On his deathbed, dying from a gunshot wound, Charles Marshall lived long enough to sign a document implicating his wife Emma in his murder. He claimed that she had shot him in the back as he slept at their home in Morgan county, Alabama. Although Emma contended that her husband had shot himself, his last words led to her arrest and conviction in 1927. She found herself in the state penitentiary facing a life sentence.
With the help of her lawyer J. N. Powell, she found grounds for an appeal. In Alabama’s Supreme Court, they argued that Charles Marshall’s accusation could not be admissible in court, due to the fact that he was an “infidel,” and thus not afraid of eternal punishment for his lies. “An infidel’s dying statement should not receive the same credence as that given to the word of a believer in God and the hereafter,” Powell claimed. “My contention is that if a man is an infidel he would as soon make a false statement on his deathbed as he would in the prime of life.”
What a loaded statement that was! Powell relied on several notions of truth as it relates to religious belief. First, there is the curious matter of the deathbed confession. Christian tradition places great value in the truth of the last words of the dying, because there would be no time to repent of the sin of bearing false witness, and thus the deceased would enter eternity with a blot on his record. Lying at any other stage of life, while sinful, can be washed clean. A non-believer, though, lacks that impetus to escape punishment in his final moments.
Second, eternal punishment itself is a key notion for assessing the truth values of statements. We take oaths in court for multiple reasons. The legal reason is to place a witness in a special status, under which false statements can be grounds for prosecution if discovered.
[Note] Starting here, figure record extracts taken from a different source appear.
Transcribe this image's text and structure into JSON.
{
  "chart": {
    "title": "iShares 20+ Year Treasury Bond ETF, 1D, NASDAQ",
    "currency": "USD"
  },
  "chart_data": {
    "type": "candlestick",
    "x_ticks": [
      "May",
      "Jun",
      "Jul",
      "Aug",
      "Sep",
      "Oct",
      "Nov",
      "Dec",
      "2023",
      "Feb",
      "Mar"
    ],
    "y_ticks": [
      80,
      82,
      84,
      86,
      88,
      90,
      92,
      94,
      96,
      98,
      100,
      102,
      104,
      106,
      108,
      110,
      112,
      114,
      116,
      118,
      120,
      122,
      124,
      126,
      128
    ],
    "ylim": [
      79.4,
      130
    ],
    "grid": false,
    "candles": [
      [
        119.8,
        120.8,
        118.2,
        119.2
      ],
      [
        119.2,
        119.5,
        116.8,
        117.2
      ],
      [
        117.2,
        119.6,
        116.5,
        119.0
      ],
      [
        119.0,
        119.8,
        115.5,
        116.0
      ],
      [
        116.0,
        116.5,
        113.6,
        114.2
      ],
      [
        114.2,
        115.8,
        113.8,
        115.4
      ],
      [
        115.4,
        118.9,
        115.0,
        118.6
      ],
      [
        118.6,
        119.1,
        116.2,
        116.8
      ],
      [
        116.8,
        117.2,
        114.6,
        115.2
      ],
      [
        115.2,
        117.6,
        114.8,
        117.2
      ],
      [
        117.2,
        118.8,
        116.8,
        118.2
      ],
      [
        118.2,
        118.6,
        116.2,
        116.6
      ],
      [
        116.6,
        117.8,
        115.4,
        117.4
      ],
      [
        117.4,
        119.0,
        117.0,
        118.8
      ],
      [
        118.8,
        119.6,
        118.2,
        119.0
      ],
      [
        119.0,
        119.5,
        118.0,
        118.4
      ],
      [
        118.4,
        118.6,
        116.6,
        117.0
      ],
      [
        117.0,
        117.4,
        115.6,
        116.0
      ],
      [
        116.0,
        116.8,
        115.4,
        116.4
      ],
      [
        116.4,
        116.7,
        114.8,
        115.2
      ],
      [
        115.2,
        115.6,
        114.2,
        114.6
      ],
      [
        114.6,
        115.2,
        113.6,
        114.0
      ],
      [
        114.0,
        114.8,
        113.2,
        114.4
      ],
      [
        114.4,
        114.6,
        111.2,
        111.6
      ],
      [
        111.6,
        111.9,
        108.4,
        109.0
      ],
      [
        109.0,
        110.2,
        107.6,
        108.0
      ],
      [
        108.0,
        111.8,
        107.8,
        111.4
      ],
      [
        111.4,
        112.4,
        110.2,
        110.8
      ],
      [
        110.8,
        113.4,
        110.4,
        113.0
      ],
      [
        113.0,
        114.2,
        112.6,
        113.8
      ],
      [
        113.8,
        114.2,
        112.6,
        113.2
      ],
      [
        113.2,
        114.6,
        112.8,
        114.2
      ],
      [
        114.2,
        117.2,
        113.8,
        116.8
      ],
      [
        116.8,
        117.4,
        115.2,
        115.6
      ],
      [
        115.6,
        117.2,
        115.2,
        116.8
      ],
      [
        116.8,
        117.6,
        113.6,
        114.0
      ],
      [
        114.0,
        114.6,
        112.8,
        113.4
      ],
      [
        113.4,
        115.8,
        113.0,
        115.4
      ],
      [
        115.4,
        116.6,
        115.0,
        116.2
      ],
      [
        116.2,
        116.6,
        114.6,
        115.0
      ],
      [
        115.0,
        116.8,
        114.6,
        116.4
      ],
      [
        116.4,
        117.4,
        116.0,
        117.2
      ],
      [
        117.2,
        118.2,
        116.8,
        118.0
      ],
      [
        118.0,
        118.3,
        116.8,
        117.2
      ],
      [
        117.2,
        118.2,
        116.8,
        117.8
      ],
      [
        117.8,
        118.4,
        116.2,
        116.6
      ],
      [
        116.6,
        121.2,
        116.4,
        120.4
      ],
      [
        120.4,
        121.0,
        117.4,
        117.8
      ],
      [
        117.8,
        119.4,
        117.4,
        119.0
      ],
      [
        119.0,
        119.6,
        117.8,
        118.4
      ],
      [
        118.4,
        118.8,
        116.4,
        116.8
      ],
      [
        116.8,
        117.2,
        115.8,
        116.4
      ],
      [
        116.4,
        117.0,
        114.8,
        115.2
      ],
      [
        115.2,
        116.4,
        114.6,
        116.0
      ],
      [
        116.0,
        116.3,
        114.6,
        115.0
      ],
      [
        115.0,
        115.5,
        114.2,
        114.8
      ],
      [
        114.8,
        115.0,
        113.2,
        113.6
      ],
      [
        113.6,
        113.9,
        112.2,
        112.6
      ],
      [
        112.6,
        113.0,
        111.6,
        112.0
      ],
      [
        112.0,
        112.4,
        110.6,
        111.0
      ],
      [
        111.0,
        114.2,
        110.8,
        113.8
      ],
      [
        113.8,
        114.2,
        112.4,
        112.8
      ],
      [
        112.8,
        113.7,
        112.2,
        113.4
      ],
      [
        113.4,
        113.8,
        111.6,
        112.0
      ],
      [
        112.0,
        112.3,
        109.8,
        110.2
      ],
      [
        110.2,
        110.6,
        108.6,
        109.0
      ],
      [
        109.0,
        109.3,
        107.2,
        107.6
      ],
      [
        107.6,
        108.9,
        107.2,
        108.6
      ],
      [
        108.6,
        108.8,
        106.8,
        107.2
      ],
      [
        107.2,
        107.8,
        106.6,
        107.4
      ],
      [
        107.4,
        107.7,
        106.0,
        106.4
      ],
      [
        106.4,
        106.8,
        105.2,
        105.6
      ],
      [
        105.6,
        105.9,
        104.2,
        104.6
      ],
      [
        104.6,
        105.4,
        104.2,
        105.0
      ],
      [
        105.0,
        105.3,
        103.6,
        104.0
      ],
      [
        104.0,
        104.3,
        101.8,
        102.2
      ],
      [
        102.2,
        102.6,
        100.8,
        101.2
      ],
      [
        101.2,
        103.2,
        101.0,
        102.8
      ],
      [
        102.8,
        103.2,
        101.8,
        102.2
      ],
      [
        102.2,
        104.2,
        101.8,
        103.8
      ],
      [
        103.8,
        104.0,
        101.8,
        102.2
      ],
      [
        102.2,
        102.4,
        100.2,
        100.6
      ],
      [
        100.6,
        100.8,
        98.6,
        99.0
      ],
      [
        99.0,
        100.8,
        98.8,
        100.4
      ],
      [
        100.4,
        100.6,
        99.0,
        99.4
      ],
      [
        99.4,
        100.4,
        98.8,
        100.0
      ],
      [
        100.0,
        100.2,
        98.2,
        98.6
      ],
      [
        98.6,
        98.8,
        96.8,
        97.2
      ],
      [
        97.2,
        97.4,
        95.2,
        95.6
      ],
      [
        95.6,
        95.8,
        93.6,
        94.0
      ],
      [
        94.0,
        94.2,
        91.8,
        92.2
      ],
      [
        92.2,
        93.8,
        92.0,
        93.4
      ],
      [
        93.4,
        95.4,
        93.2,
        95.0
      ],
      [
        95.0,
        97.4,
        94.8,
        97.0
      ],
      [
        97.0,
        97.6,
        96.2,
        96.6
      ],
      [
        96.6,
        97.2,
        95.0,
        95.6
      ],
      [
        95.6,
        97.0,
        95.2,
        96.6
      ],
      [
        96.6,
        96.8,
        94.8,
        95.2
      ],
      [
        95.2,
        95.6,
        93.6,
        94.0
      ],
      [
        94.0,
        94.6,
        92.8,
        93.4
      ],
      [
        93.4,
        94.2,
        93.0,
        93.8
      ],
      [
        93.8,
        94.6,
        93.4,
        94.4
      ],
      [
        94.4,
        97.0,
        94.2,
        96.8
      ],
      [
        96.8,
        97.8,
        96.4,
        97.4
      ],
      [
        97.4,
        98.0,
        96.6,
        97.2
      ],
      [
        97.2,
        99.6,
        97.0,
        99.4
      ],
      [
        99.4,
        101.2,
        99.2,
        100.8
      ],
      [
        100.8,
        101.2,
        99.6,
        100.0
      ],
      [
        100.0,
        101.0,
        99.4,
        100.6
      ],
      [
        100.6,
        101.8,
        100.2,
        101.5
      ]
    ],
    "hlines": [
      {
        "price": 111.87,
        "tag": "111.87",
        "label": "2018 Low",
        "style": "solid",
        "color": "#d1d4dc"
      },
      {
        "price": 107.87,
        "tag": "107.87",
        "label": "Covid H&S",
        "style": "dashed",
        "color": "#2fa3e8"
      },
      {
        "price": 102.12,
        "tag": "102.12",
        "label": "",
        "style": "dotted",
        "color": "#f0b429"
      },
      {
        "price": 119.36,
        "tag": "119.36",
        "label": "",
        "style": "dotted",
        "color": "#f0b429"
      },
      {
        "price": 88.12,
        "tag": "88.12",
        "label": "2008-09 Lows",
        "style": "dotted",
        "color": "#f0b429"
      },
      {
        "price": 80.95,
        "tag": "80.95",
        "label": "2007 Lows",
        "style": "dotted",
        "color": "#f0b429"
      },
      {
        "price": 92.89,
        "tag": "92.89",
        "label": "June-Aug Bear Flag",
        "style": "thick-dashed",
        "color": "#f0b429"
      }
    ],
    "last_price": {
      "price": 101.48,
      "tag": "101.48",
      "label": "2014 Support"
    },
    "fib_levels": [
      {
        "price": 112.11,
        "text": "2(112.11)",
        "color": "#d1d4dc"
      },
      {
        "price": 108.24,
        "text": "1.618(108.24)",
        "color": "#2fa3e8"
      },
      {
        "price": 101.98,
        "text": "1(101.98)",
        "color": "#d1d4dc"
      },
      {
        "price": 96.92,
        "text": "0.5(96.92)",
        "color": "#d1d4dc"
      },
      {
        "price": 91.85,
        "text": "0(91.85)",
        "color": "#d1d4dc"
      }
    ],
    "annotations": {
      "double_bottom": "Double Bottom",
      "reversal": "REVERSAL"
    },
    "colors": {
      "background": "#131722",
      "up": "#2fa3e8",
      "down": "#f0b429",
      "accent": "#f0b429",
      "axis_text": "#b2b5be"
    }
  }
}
While under oath, the witness is vulnerable to punishment by the state. But the wording of the traditional court oath (“…so help me God.”) fulfills the eternal reason for oath taking: reminding the witness that even if the state fails to discern a lie, God will. And the torments of hell are worse than anything you’ll encounter in prison. Holding a belief in a future state of reward and punishment (but most importantly punishment) is so crucial that Maryland and Pennsylvania wrote it into their constitutions.
Finally, there is the matter of the word “infidel.” Powell most likely chose this word carefully. He could have referred to Charles as an atheist, an unbeliever, a heretic, a heathen–all terms that would not have been out of place at the time. Instead, he chose the word that indicted the victim as “faithless.” Not merely lacking Christian faith, Charles would necessarily be faithless to his own word. To the other lawyers and the judge, who would all be familiar with the Latin root of the term, “infidel” was as much accusation as description.
Unfortunately for Emma, the court did not accept this line of argument. Judge A. B. Foster ruled that the testimony of an atheist was indeed admissible in court, denying not only this particular petition, but also the legal precedents in Arkansas and Maryland, where atheists’ testimony was non-negotiable. Emma Marshall returned to the penitentiary to serve out her life sentence.
Lest you think that this is an artifact of a bygone era, there is also the case of Nicola Cucuz, who, after testifying against his assailant, was asked by the opposing counsel if he believed in God. Cucuz answered that he did not, which led to an immediate mistrial on the basis that his oath “to tell the truth, the whole truth, and nothing but the truth, so help me God,” was invalid. This Manhattan court in 1960 could not accept testimony because the wrong incantation was spoken.